Closed jgrivolla closed 7 years ago
Hello, The Ancora corpus tagset as it is. No modifications.
R
Thanks.
At least with the older models from http://ixa2.si.ehu.es/ixa-pipes/models/pos-resources.tgz#es-pos-maxent-700-c0-b3.bin the tags are generated in upper case, whereas standard Ancora has lower case tags (see the discussion in https://github.com/dkpro/dkpro-core/pull/1071). Could you clarify?
http://clic.ub.edu/corpus/en/ancora-descarregues
Ancora es dep 2.0.0 tags are in upper case. I use the treebank (what you call "standard") only for parsing, for NER and POS and lemmatization I train with the dep-2.0.0 corpus because it is easier to format. For those three tasks the annotations are equivalent, just the syntax is different.
R
I don't have the treebank here right now so I can't check, but I see that in "AnCora: Multilevel Annotated Corpora for Catalan and Spanish" the examples contain both upper- and lower-case tags. Weird.

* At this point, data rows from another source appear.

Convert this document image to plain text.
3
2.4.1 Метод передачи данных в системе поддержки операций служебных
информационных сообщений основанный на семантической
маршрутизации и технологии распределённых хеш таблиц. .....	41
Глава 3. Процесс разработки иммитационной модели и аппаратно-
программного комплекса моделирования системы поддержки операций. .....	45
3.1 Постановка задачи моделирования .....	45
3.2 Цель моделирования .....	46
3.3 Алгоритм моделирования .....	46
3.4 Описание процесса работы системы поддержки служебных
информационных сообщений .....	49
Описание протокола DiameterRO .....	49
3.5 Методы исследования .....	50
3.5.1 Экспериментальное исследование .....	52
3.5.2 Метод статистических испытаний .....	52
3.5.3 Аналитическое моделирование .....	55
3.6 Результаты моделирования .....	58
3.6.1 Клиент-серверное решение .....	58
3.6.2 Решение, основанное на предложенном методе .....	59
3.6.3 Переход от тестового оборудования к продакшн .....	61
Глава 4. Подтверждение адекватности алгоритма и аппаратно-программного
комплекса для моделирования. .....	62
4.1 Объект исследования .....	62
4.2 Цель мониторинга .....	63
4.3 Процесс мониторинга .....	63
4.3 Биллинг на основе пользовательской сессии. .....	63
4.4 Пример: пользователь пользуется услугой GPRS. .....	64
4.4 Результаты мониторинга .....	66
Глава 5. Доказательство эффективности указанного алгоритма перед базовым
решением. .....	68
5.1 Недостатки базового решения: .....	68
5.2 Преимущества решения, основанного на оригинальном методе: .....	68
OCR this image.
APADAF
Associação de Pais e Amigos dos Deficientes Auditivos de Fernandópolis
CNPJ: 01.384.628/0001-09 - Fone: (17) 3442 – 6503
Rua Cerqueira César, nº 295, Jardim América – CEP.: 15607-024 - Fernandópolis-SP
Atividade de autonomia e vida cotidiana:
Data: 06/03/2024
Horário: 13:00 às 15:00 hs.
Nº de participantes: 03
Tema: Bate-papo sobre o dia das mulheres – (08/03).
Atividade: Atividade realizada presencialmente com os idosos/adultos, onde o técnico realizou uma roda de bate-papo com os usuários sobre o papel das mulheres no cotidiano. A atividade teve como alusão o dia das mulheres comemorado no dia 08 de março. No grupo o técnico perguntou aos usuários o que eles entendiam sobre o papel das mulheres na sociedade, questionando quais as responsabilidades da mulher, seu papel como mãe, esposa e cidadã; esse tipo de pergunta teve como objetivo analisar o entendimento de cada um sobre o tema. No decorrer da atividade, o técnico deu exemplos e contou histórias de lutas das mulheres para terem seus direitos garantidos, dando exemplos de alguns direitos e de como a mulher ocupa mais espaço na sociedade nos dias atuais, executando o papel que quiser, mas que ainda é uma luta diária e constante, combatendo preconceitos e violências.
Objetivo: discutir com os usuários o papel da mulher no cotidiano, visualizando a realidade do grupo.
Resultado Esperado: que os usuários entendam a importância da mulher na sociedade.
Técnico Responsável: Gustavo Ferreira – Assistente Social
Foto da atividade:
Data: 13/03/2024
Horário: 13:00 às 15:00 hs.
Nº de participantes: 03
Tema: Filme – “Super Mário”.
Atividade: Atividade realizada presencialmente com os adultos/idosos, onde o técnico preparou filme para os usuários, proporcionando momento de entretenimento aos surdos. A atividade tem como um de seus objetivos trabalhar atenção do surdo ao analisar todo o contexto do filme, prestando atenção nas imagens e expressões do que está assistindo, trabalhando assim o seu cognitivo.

Just uppercase everything or lowercase it. In the treebank the tags are lowercased. In the dep version uppercase. I do not think it is that important as long as the tagset is the same, which seems to be. Or do you have evidence to say that the tagsets in dep and treebank are different? That could be interesting :)
Hi, for the non-UD models for Spanish are you using the standard Ancora (EAGLES) tagset or are there any modifications?